Loss-calibrated expectation propagation for approximate Bayesian decision-making

TL;DR

This paper introduces Loss-EP, a loss-calibrated version of expectation propagation, which improves Bayesian inference by focusing on utility-sensitive posterior approximations for decision-making tasks.

Contribution

The paper develops Loss-EP, integrating utility considerations into expectation propagation to enhance approximate Bayesian inference for decision-making applications.

Findings

Loss-EP effectively tilts the posterior towards higher-utility decisions.

Application to Gaussian process classification shows utility-sensitive approximations.

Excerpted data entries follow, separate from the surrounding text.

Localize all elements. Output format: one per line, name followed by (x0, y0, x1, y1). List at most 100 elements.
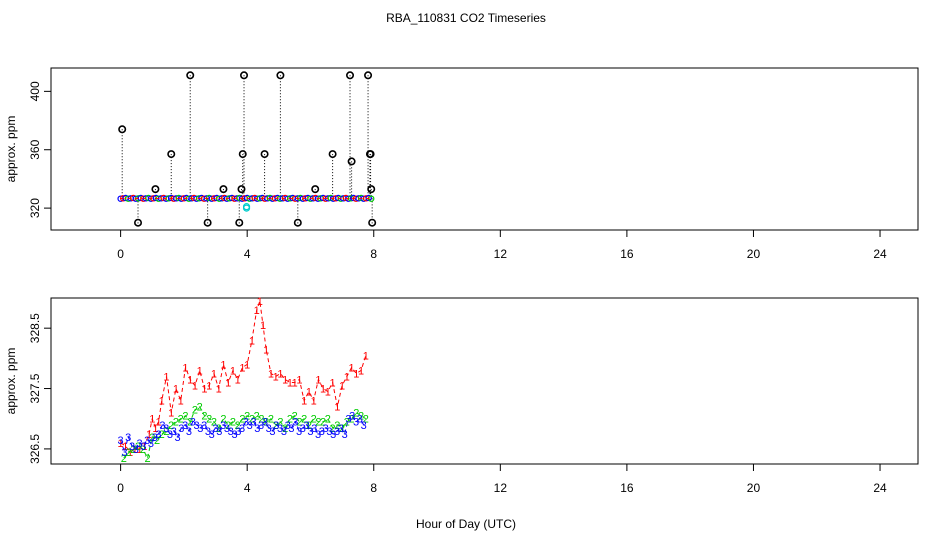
series-point: 2 (182, 411, 188, 423)
series-point: 1 (163, 371, 169, 383)
series-point: 2 (130, 444, 136, 456)
series-point: 3 (201, 420, 207, 432)
x-tick-label: 0 (117, 481, 124, 495)
series-point: 3 (307, 426, 313, 438)
series-point: 2 (149, 432, 155, 444)
series-point: 3 (311, 423, 317, 435)
spike-point (293, 218, 302, 227)
series-point: 3 (182, 420, 188, 432)
series-point: 3 (239, 423, 245, 435)
series-point: 1 (260, 320, 266, 332)
series-point: 1 (257, 296, 263, 308)
series-point: 3 (319, 426, 325, 438)
y-tick-label: 326.5 (28, 434, 42, 464)
series-point: 3 (262, 417, 268, 429)
series-point: 3 (216, 426, 222, 438)
series-point: 3 (330, 429, 336, 441)
series-point: 2 (135, 441, 141, 453)
y-tick-label: 360 (28, 139, 42, 159)
spike-point (311, 185, 320, 194)
series-point: 3 (152, 432, 158, 444)
spike-point (134, 218, 143, 227)
series-point: 2 (178, 414, 184, 426)
series-point: 2 (344, 417, 350, 429)
series-point: 2 (320, 417, 326, 429)
series-point: 3 (250, 417, 256, 429)
series-point: 3 (281, 426, 287, 438)
series-point: 3 (133, 444, 139, 456)
series-point: 1 (282, 374, 288, 386)
series-point: 3 (288, 423, 294, 435)
series-point: 3 (231, 429, 237, 441)
series-point: 3 (361, 420, 367, 432)
x-tick-label: 12 (494, 481, 508, 495)
series-point: 3 (254, 423, 260, 435)
series-point: 1 (182, 362, 188, 374)
series-point: 3 (156, 429, 162, 441)
series-point: 1 (311, 396, 317, 408)
series-point: 3 (300, 423, 306, 435)
series-point: 1 (325, 387, 331, 399)
spike-point (186, 71, 195, 80)
series-point: 3 (243, 417, 249, 429)
series-point: 2 (306, 420, 312, 432)
series-point: 1 (292, 378, 298, 390)
series-point: 1 (178, 396, 184, 408)
series-point: 1 (201, 384, 207, 396)
series-point: 1 (197, 365, 203, 377)
series-point: 3 (357, 414, 363, 426)
series-point: 2 (263, 417, 269, 429)
series-point: 2 (325, 414, 331, 426)
series-point: 1 (230, 365, 236, 377)
series-point: 1 (254, 305, 260, 317)
series-point: 1 (249, 335, 255, 347)
series-point: 3 (140, 441, 146, 453)
series-point: 3 (190, 417, 196, 429)
spike-point (118, 125, 127, 134)
series-point: 2 (121, 453, 127, 465)
series-point: 1 (235, 374, 241, 386)
chart-title: RBA_110831 CO2 Timeseries (386, 11, 546, 25)
series-point: 3 (167, 429, 173, 441)
spike-point (219, 185, 228, 194)
spike-point (260, 150, 269, 159)
series-point: 3 (197, 423, 203, 435)
series-point: 1 (358, 365, 364, 377)
series-point: 1 (137, 444, 143, 456)
series-line (120, 414, 365, 454)
series-point: 2 (277, 417, 283, 429)
x-tick-label: 0 (117, 247, 124, 261)
series-point: 3 (125, 432, 131, 444)
spike-point (276, 71, 285, 80)
series-point: 2 (301, 414, 307, 426)
series-point: 3 (193, 420, 199, 432)
series-point: 3 (144, 435, 150, 447)
spike-point (237, 185, 246, 194)
series-point: 1 (301, 396, 307, 408)
series-point: 3 (345, 414, 351, 426)
panel-bottom: approx. ppm 0 4 8 12 16 20 24 326.5327.5328.5 … (4, 296, 919, 495)
spike-point (167, 150, 176, 159)
series-point: 3 (129, 441, 135, 453)
series-point: 3 (258, 420, 264, 432)
series-point: 1 (334, 402, 340, 414)
series-point: 2 (216, 423, 222, 435)
series-point: 2 (358, 411, 364, 423)
series-point: 2 (287, 414, 293, 426)
series-point: 2 (187, 417, 193, 429)
series-point: 2 (282, 423, 288, 435)
series-point: 2 (330, 423, 336, 435)
series-point: 2 (296, 417, 302, 429)
y-tick-label: 327.5 (28, 373, 42, 403)
spike-point (347, 157, 356, 166)
series-point: 3 (148, 438, 154, 450)
series-point: 1 (159, 396, 165, 408)
series-point: 1 (244, 359, 250, 371)
spike-point (368, 218, 377, 227)
series-point: 1 (287, 378, 293, 390)
series-point: 3 (171, 426, 177, 438)
series-point: 2 (230, 417, 236, 429)
x-tick-label: 16 (620, 247, 634, 261)
series-point: 1 (156, 417, 162, 429)
series-point: 2 (154, 435, 160, 447)
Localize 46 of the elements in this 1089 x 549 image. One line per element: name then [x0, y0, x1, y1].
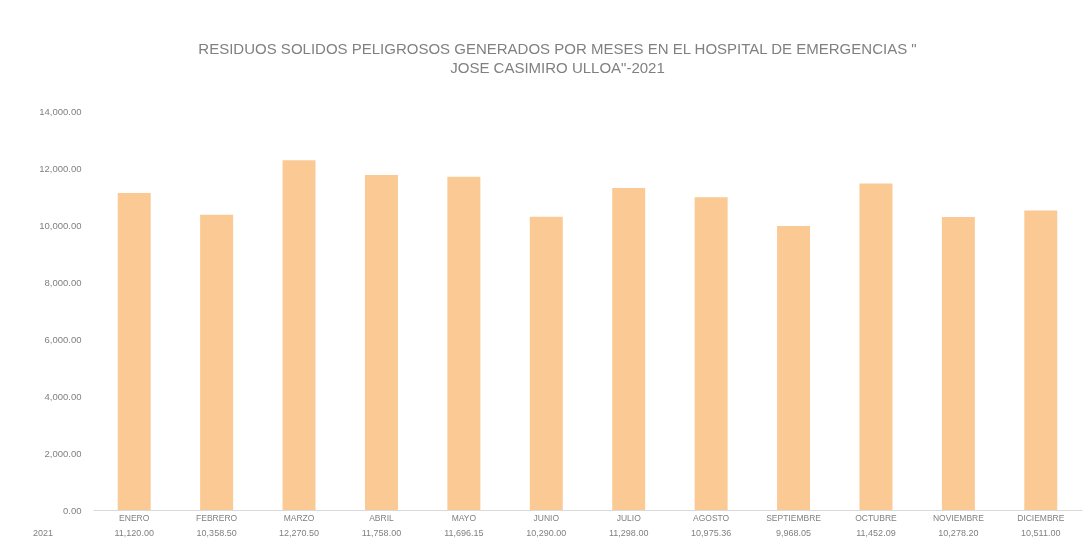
data-label: 9,968.05	[776, 528, 812, 538]
x-tick-label: FEBRERO	[196, 512, 238, 523]
data-label: 10,358.50	[196, 528, 237, 538]
y-tick-label: 0.00	[63, 504, 82, 516]
data-label: 10,278.20	[938, 528, 979, 538]
x-tick-label: JUNIO	[533, 512, 560, 523]
data-label: 11,758.00	[361, 528, 402, 538]
y-tick-label: 10,000.00	[39, 219, 82, 231]
bar	[612, 188, 646, 510]
bar	[364, 174, 398, 510]
y-tick-label: 2,000.00	[44, 447, 82, 459]
data-label: 12,270.50	[279, 528, 320, 538]
bar	[1024, 210, 1058, 510]
chart-title: RESIDUOS SOLIDOS PELIGROSOS GENERADOS POR MESES EN EL HOSPITAL DE EMERGENCIAS " JOSE CASIMIRO ULLOA"-2021	[198, 40, 917, 76]
bar	[117, 193, 151, 510]
data-label: 11,298.00	[609, 528, 649, 538]
x-tick-label: AGOSTO	[693, 512, 730, 523]
y-tick-label: 12,000.00	[39, 162, 82, 174]
y-tick-label: 4,000.00	[44, 390, 82, 402]
x-tick-label: ABRIL	[369, 512, 395, 523]
bar	[941, 217, 975, 510]
x-tick-label: MAYO	[451, 512, 477, 523]
data-label: 10,511.00	[1021, 528, 1061, 538]
bar	[777, 225, 811, 510]
data-label: 10,975.36	[691, 528, 732, 538]
x-tick-label: SEPTIEMBRE	[766, 512, 822, 523]
y-tick-label: 6,000.00	[44, 333, 82, 345]
y-tick-label: 14,000.00	[39, 105, 82, 117]
bar	[447, 176, 481, 510]
data-label: 11,452.09	[856, 528, 896, 538]
x-tick-label: ENERO	[119, 512, 150, 523]
bar	[282, 160, 316, 510]
data-label: 10,290.00	[526, 528, 567, 538]
x-tick-label: NOVIEMBRE	[932, 512, 985, 523]
x-tick-label: MARZO	[283, 512, 315, 523]
x-tick-label: JULIO	[616, 512, 642, 523]
bar	[200, 214, 234, 510]
text: 2021	[32, 528, 53, 538]
bar	[859, 183, 893, 510]
data-label: 11,120.00	[114, 528, 154, 538]
bar	[694, 197, 728, 510]
bar	[529, 216, 563, 510]
x-tick-label: OCTUBRE	[855, 512, 898, 523]
x-tick-label: DICIEMBRE	[1017, 512, 1065, 523]
y-tick-label: 8,000.00	[44, 276, 82, 288]
data-label: 11,696.15	[444, 528, 484, 538]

Asymmetry in utility functions significantly impacts the information captured by the approximation.

Abstract

Approximate Bayesian inference methods provide a powerful suite of tools for finding approximations to intractable posterior distributions. However, machine learning applications typically involve selecting actions, which -- in a Bayesian setting -- depend on the posterior distribution only via its contribution to expected utility. A growing body of work on loss-calibrated approximate inference methods has therefore sought to develop posterior approximations sensitive to the influence of the utility function. Here we introduce loss-calibrated expectation propagation (Loss-EP), a loss-calibrated variant of expectation propagation. This method resembles standard EP with an additional factor that "tilts" the posterior towards higher-utility decisions. We show applications to Gaussian process classification under binary utility functions with asymmetric penalties on False Negative and False Positive errors, and show how this asymmetry can have dramatic consequences on what information is "useful" to capture in an approximation.